La indignación se convirtió en furia. Quería gritarle, insultarlo, arrojarle algo a la cabeza… Pero la educación que había recibido como una dama no le permitía más que fulminarlo con la mirada. Reyhan le tocó ligeramente la mejilla.

– Tus ojeras muestran la falta de sueño. Supongo que no debe extrañarme que no hayas dormido. No te han explicado por qué te han traído aquí. Y si mal no recuerdo, siempre estabas impaciente y ansiosa por saberlo todo.

Emma perdió la atención momentáneamente mientras él le acariciaba la piel, lo cual la irritó. Cuando el pulgar de Reyhan le tocó el labio inferior, tuvo un sobresalto que la desconcertó. La sensación de su tacto la traspasó como un relámpago, derritiéndolo todo a su paso.

¡No! No podía reaccionar así. No podía sentir nada. Si aquel hombre era realmente Reyhan, lo único que podía provocarle era desprecio. Ni siquiera se merecía su atención.

– Veo la ira en tus ojos -dijo él con una sonrisa torcida-. Como una gata salvaje. Menos mal que no tienes garras. De lo contrario, podrías hacer mucho daño.

Y dicho eso, la volvió a sorprender besándole los nudillos.

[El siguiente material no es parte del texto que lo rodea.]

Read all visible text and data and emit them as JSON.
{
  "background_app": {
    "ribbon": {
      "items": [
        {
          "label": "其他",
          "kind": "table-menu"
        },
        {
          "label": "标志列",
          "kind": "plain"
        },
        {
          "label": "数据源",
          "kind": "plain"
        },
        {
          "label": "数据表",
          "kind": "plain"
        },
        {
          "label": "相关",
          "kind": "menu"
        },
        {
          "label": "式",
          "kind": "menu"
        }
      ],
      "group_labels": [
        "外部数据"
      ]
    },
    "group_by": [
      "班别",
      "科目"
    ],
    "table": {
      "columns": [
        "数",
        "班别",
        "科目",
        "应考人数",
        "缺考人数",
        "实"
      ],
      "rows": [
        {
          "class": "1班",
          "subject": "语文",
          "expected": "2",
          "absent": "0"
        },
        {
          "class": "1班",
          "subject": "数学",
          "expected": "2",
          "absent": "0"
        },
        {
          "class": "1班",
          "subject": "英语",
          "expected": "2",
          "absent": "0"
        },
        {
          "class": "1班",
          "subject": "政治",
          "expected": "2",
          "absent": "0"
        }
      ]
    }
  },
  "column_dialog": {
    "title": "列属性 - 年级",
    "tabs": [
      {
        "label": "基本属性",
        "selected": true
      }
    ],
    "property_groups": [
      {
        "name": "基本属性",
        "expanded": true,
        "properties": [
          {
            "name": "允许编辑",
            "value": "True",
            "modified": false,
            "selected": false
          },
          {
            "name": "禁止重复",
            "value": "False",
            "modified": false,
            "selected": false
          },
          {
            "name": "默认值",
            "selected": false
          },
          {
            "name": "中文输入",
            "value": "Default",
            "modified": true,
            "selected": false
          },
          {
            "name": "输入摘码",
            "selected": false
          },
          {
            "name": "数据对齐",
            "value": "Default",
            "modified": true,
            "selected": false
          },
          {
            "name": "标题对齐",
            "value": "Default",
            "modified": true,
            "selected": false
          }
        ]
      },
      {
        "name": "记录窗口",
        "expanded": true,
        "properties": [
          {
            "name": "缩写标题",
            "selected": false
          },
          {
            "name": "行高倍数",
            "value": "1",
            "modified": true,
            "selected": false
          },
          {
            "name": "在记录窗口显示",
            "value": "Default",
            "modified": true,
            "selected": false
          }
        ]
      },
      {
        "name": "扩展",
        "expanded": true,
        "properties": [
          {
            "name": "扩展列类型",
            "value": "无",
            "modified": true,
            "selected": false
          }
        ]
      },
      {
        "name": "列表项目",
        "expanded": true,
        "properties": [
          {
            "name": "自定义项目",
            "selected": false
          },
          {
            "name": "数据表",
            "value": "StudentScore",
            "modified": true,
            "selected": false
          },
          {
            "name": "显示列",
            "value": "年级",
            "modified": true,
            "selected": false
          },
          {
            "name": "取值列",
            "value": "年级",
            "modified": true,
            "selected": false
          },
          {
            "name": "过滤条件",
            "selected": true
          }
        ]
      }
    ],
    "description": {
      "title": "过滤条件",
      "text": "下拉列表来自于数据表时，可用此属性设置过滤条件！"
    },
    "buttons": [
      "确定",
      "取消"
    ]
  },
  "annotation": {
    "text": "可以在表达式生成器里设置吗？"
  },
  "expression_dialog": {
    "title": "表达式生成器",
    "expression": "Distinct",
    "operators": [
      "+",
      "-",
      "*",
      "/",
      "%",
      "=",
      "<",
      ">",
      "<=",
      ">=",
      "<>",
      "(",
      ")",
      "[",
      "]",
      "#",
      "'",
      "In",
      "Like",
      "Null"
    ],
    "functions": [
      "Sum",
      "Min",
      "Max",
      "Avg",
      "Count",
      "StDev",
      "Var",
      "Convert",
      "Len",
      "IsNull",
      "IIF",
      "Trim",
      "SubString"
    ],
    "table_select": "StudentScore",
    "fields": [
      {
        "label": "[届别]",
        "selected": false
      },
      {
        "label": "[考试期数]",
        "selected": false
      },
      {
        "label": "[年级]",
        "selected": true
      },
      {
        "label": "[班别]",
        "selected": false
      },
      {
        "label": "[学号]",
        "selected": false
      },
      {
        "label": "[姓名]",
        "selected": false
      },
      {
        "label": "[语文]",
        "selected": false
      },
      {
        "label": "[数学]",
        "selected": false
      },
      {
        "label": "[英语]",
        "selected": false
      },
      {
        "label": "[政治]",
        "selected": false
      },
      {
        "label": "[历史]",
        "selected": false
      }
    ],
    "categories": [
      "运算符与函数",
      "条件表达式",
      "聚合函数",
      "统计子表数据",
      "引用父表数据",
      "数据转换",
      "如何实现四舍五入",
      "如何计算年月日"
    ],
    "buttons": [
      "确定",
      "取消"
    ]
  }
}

Emma sintió cómo él calor de su boca le llegaba hasta los dedos de los pies. La sensación ardiente creció hasta que le entraron ganas de ronronear como la gata que él había mencionado.

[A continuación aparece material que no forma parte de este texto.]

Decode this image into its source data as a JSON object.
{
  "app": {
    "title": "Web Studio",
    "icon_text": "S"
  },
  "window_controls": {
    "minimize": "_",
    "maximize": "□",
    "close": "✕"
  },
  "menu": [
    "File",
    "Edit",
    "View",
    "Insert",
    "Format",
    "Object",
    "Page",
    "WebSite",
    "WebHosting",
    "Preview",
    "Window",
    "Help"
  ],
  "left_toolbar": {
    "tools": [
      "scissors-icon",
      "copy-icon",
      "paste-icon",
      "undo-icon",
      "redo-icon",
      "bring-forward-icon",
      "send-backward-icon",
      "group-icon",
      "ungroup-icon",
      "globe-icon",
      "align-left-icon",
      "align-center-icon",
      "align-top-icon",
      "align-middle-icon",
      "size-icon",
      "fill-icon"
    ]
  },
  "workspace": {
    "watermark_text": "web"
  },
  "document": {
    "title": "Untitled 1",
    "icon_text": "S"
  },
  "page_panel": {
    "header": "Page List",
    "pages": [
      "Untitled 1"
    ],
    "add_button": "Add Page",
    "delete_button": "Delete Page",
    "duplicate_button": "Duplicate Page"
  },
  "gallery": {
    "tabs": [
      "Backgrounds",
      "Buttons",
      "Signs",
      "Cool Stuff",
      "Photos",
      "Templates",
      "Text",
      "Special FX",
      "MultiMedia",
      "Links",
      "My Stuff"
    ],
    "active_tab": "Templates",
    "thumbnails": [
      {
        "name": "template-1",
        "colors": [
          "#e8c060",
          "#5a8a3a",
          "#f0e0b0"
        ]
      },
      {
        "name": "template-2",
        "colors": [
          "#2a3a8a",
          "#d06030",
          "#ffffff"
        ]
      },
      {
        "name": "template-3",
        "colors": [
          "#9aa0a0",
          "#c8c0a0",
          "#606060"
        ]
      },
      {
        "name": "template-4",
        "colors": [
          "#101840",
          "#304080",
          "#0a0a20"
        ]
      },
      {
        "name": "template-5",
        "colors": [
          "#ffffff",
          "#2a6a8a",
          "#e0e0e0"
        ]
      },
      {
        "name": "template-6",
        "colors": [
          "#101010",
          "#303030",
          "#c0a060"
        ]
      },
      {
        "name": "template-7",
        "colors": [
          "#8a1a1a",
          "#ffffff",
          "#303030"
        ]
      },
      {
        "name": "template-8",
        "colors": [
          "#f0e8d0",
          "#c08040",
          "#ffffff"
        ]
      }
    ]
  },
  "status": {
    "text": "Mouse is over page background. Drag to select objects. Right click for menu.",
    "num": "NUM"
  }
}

– Para -ordenó, retirando la mano. Una orden que iba dirigida a los dos. En las últimas veinticuatro horas su vida había sufrido un vuelco, pero estaba decidida a averiguar qué estaba pasando. Y para ello tenía que mantener la calma y la concentración.

Se apartó y se irguió hasta sentarse. Y cuando él se dispuso a ayudarla, ella lo rechazó.

– Estoy bien -le dijo con la voz más gélida que pudo-. Lo que necesito de ti es que me expliques qué está pasando, qué hago yo aquí y, ya puestos, ¿qué haces tú aquí?

Antes de que él pudiera responder, un gato de color canela con ojos violetas saltó al regazo de Emma. Se quedó perpleja. ¿Gatos en el palacio?

Reyhan tomó al animal y lo puso en el suelo. El gato lo miró, soltó un bufido de disgusto y se alejó.

– ¿Eres alérgica a los gatos? -le preguntó él.

– ¿Qué? No.

– Bien. Porque el palacio está lleno de gatos. Son de mi padre.

¿Su padre? Se frotó la sien y pensó si quería preguntarle quién era su padre. Por mucho que le gustara saberlo, la respuesta le daba miedo. Porque tenía el presentimiento de que Reyhan guardaba algún parentesco con el rey de Bahania.

Se obligó a calmarse mientras Reyhan volvía a tenderle el vaso de agua. Ella lo aceptó y sus miradas se encontraron.

Lo que más recordaba de él eran sus ojos. Oscuros y llenos de secretos. Una vez había creído que si pudiera aprender a leer en sus ojos, llegaría a conocer su alma… Pero las pocas semanas que habían pasado juntos no les habían dado tiempo para conocerse.

La tristeza amenazaba con invadirla, e intentó protegerse recordando lo que Reyhan le había hecho, cómo se había marchado y lo sola y preocupada que se había quedado. Era mejor estar enfadada. Presentía que iba a necesitar las energías de la ira.